OPINION OF THE COURT
Did the continuous treatment doctrine toll the 90-day period in which plaintiff was required to file a notice of claim against defendant New York City Health and Hospitals Corporation (HHC)? Both because plaintiff’s statements and actions indicate that she did not intend to return to the site of her initial treatment, and because the additional treatment she received at another HHC-owned hospital did not qualify as continuous treatment, we reverse the Appellate Division order and dismiss the complaint.
I.
On April 12, 1985, at her personal physician’s recommendation, plaintiff Rosaura Allende went to the emergency room of Lincoln Hospital, complaining of a fever and back and chest pains. Lincoln is owned by HHC. Plaintiff was diagnosed with pneumonia and was admitted to Lincoln for immediate treat *336 ment. Her condition worsened, necessitating a lengthy stay, and an arterial catheter was placed in her left wrist to monitor the oxygenation of her blood.

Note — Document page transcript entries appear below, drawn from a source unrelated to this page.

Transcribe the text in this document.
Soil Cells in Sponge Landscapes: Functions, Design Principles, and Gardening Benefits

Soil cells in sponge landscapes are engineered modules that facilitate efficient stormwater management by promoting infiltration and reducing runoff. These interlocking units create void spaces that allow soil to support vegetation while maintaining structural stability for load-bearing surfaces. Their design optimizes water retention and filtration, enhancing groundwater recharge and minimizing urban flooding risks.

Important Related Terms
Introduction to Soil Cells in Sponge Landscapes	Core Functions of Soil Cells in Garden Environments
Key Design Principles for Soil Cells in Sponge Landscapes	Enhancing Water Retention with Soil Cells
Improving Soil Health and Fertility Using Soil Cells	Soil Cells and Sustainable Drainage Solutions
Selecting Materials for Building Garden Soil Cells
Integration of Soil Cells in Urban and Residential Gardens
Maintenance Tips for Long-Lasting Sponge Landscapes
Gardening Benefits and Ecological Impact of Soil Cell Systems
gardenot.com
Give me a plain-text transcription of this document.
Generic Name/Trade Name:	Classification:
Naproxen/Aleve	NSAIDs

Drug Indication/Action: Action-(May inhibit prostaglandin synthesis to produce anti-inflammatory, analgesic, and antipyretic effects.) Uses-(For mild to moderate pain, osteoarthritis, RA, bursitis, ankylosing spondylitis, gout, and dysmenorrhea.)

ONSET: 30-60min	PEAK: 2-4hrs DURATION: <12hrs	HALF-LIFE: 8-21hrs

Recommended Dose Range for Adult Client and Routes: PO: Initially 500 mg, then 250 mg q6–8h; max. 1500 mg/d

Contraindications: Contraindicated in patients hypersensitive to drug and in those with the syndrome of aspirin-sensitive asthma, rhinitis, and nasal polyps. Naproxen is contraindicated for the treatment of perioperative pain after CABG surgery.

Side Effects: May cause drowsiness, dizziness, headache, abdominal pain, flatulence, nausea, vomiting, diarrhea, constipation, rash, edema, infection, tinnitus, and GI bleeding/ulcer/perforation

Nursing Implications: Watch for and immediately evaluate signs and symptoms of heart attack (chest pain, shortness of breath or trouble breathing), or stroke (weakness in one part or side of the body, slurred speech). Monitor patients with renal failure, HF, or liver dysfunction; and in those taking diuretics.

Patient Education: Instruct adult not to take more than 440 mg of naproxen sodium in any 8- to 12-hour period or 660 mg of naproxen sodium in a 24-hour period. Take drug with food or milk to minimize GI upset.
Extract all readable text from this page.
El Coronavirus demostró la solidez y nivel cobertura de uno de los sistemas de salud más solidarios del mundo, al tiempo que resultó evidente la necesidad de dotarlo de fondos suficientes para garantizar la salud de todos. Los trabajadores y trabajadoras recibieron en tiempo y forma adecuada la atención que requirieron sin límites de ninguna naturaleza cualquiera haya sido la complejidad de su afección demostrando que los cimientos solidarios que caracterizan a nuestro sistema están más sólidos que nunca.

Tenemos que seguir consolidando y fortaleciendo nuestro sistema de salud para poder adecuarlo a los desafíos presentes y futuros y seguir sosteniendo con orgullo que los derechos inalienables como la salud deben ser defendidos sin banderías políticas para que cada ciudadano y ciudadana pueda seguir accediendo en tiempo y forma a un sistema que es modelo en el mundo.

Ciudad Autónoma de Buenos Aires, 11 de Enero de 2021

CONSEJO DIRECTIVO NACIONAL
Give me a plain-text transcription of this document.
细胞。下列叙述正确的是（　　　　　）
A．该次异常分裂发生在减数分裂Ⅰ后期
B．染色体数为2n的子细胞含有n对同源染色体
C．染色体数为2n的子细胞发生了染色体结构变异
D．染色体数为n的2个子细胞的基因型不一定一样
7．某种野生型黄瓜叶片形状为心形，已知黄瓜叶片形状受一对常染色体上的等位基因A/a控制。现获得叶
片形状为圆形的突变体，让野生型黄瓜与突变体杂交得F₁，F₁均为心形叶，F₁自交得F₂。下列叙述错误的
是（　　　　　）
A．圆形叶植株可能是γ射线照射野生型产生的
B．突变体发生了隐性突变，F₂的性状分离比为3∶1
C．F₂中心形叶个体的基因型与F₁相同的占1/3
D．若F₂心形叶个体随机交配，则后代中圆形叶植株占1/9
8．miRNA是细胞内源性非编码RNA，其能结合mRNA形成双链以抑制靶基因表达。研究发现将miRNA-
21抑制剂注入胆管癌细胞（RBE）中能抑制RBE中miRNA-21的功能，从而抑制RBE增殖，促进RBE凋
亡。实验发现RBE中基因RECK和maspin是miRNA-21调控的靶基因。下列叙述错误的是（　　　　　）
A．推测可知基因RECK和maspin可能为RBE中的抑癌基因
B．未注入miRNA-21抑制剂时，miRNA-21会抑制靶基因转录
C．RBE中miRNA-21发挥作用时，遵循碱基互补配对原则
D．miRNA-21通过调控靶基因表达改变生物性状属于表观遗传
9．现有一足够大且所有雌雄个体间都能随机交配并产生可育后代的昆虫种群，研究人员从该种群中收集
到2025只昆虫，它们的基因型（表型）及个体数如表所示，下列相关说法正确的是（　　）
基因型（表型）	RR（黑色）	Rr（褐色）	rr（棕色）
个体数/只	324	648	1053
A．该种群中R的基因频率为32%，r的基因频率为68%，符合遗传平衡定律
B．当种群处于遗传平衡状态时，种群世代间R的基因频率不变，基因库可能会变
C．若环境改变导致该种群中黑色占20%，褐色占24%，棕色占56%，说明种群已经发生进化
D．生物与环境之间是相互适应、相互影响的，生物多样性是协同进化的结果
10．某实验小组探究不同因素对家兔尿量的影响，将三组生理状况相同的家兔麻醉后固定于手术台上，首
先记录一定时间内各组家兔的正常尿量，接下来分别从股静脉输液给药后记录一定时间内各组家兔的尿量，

Upon the catheter’s removal, plaintiff began to experience circulation problems in her left hand. At the time these problems were first noticed, attending physicians at Lincoln considered procedures to improve the circulation but eventually rejected them because of plaintiff’s weakened condition. Her left hand discolored, and her left middle and index fingertips ultimately became gangrenous.
When plaintiff was discharged on July 4, 1985, a doctor at Lincoln informed her that the gangrenous parts of her fingers would eventually dry and fall off. She was advised to return to Lincoln at that time so that her hand could be examined. The. gangrenous areas of plaintiff’s fingers subsequently hardened and began to chip away, but plaintiff did not return to Lincoln. At several clinics in her neighborhood which were unaffiliated with HHC she was told that they could do nothing for her hand, and that she would have to seek attention at a hospital. On December 14, 1985, the gangrenous tip of her left index finger came off but plaintiff did not return to Lincoln or seek medical attention at that time.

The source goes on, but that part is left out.